The only thing that may be different with dehydrated yeast would be that there may be minerals/ions left behind with the yeast. So its plausible that you could use Distilled or RO water and that there would be enough material to give you a the profile that was left behind from the dehydrating process. I don't use dry yeast so I won't be experimenting but I would think a safe SOP would include using water which contained minerals.
 
^ that is funny. When they had the ad campaign about "being better than Cleveland water" or something to that effect, the Cleveland folks analyzed it and found high arsenic levels.

Anyway, one would think this is simply based on osmonic pressure. Ion free water is not good for organisms, period. If you put a fathead minnow in 100% RO or Distilled water, it dies. That death is due to the osmonic pressure placed on the fry. No one would call it toxic, bit it isn't good for life.

The only thing that may be different with dehydrated yeast would be that there may be minerals/ions left behind with the yeast. So its plausible that you could use Distilled or RO water and that there would be enough material to give you a the profile that was left behind from the dehydrating process. I don't use dry yeast so I won't be experimenting but I would think a safe SOP would include using water which contained minerals.
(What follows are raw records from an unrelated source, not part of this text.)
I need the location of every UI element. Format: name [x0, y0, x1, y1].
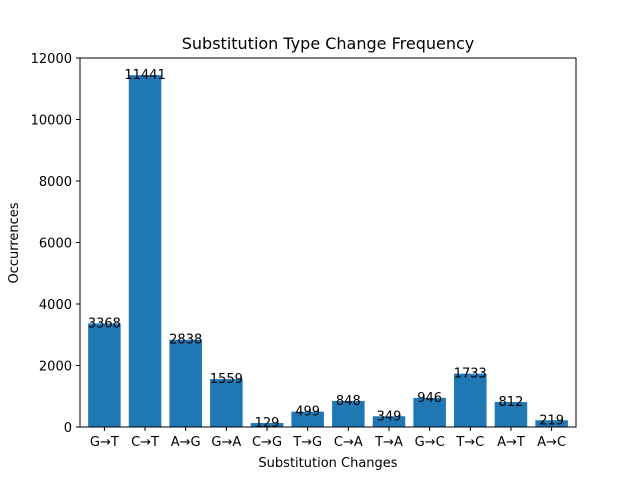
- x-tick-label-9: T→C: [455, 435, 484, 450]
- bar-value-label-10: 812: [499, 395, 524, 410]
- x-tick-label-11: A→C: [537, 435, 566, 450]
- bar-value-label-0: 3368: [88, 316, 121, 331]
- plot-frame: [79, 57, 577, 428]
- y-axis-label: Occurrences: [7, 202, 22, 283]
- bar-value-label-9: 1733: [454, 367, 487, 382]
- bar-value-label-6: 848: [336, 394, 361, 409]
- x-tick-label-6: C→A: [334, 435, 363, 450]
- bar-3: [210, 379, 243, 427]
- bar-7: [372, 416, 406, 427]
- y-tick-label-2: 4000: [39, 298, 72, 313]
- x-tick-label-2: A→G: [171, 435, 201, 450]
- x-tick-label-3: G→A: [211, 435, 241, 450]
- bar-6: [332, 400, 365, 427]
- y-tick-label-1: 2000: [39, 360, 72, 375]
- x-tick-label-7: T→A: [374, 435, 403, 450]
- bars-layer: [88, 75, 568, 428]
- x-tick-label-10: A→T: [497, 435, 525, 450]
- y-tick-label-5: 10000: [31, 114, 72, 129]
- bar-value-label-1: 11441: [124, 68, 165, 83]
- y-tick-label-3: 6000: [39, 237, 72, 252]
- bar-value-label-8: 946: [417, 391, 442, 406]
- chart-title: Substitution Type Change Frequency: [182, 34, 475, 53]
- bar-value-label-2: 2838: [169, 333, 202, 348]
- bar-11: [535, 420, 568, 427]
- bar-value-label-7: 349: [377, 409, 402, 424]
- x-axis-label: Substitution Changes: [258, 456, 397, 471]
- x-axis-ticks: G→T C→T A→G G→A C→G T→G C→A T→A G→C T→C A→T A→C: [90, 427, 566, 450]
- bar-1: [128, 75, 162, 428]
- bar-5: [291, 411, 324, 427]
- bar-4: [250, 423, 284, 427]
- x-tick-label-4: C→G: [252, 435, 282, 450]
- x-tick-label-1: C→T: [131, 435, 159, 450]
- x-tick-label-0: G→T: [90, 435, 119, 450]
- y-tick-label-4: 8000: [39, 175, 72, 190]
- y-tick-label-0: 0: [64, 421, 72, 436]
- x-tick-label-8: G→C: [415, 435, 445, 450]
- x-tick-label-5: T→G: [292, 435, 322, 450]
- bar-0: [88, 323, 121, 427]
- bar-2: [169, 339, 202, 427]
- bar-value-label-11: 219: [539, 413, 564, 428]
- bar-9: [454, 373, 487, 427]
- bar-value-label-5: 499: [295, 405, 320, 420]
- y-tick-label-6: 12000: [31, 52, 72, 67]
- y-axis-ticks: 0 2000 4000 6000 8000 10000 12000: [31, 52, 80, 436]
- bar-value-label-3: 1559: [210, 372, 243, 387]
- bar-10: [494, 402, 528, 427]
- bar-8: [413, 397, 446, 427]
The way I understand it with dist or RO water the cell could absorb water too quickly and damage it.

EDIT: okay maybe not the perfect picture to explain it...

osmotic pres.jpg
 
The way I understand it with dist or RO water the cell could absorb water too quickly and damage it.
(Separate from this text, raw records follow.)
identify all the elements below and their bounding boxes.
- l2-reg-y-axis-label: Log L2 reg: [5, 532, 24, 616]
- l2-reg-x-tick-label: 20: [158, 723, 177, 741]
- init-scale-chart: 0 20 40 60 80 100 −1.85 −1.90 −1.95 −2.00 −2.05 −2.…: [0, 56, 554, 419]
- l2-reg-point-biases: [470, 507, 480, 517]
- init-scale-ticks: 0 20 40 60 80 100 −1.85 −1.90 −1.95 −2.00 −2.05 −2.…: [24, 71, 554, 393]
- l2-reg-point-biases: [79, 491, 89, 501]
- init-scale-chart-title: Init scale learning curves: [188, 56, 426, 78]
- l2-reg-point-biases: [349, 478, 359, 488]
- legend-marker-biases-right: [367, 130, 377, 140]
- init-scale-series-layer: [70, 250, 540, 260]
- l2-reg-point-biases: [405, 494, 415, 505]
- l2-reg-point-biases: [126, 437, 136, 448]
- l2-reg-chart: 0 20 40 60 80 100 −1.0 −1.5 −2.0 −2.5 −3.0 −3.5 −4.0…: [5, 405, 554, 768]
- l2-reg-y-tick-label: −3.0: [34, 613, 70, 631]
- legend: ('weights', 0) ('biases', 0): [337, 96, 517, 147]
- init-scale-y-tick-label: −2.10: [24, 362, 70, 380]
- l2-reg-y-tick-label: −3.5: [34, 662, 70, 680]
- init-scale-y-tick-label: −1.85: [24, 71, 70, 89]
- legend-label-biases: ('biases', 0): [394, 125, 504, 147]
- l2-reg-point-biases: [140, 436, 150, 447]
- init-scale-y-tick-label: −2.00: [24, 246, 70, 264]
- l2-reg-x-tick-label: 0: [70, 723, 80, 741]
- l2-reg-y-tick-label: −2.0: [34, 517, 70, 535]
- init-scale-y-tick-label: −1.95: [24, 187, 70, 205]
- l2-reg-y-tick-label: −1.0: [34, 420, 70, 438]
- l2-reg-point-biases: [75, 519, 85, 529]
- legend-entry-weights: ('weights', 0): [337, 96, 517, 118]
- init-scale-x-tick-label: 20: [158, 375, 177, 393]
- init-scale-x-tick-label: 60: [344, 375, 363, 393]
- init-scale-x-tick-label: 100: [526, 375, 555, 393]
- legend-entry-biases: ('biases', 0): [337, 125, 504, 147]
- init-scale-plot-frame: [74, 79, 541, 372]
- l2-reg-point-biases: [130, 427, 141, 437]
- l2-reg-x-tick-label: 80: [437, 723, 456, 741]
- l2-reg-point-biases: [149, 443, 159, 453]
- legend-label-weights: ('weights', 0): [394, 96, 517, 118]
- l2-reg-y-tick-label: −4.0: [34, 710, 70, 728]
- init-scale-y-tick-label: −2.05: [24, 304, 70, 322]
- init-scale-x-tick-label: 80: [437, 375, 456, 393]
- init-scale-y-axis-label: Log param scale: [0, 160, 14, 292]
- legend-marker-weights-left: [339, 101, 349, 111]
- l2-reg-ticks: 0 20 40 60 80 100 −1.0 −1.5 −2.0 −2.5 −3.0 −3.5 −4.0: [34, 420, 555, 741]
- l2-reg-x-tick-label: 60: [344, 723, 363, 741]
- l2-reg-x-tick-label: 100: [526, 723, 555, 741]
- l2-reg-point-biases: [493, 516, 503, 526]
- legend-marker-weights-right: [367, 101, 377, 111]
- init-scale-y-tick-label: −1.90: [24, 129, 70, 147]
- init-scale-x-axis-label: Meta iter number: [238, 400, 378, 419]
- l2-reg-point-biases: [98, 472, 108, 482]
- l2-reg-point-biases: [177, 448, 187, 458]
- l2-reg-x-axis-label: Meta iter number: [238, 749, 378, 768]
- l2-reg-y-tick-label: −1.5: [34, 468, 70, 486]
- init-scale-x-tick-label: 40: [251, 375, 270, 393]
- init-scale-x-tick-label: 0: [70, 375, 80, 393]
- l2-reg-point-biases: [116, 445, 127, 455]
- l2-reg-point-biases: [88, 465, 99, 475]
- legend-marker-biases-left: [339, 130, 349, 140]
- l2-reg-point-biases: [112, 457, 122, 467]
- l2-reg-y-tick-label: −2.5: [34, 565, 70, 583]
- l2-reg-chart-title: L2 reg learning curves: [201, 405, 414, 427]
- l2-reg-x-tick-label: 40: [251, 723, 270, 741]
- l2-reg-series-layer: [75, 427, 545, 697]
EDIT: okay maybe not the perfect picture to explain it...

Right, so I think of it as water rushing in an exploding the cells. Overly dramatic and it wouldn't look that way in a microscooe, but keeps the idea in my head. It is still a result of the osmonic pressure placed on the yeast in the environment that you are placing them in, at least as far as I can tell.

When we use to culture fathead minnows, occasionally when we would try someone new they would change the fry bucket over with RO instead of moderately hard water. This would result in almost complete death of the fry in the bucket and any that managed to survive would be tossed due to the compromise in their health.
 
Dr. Clayton Cone of Lallemand (see this link: https://koehlerbeer.wordpress.com/2008/06/07/rehydrating-dry-yeast-with-dr-clayton-cone/) states "The water should be tap water with the normal amount of hardness present. The hardness is essential for good recovery. 250 -500 ppm hardness is ideal. This means that deionized or distilled water should not be used. Ideally, the warm rehydration water should contain about 0.5 – 1.0% yeast extract."

The part about - 0.5 - 1.0% yeast extract lost me.
 
Right, so I think of it as water rushing in an exploding the cells. Overly dramatic and it wouldn't look that way in a microscooe, but keeps the idea in my head. It is still a result of the osmonic pressure placed on the yeast in the environment that you are placing them in, at least as far as I can tell.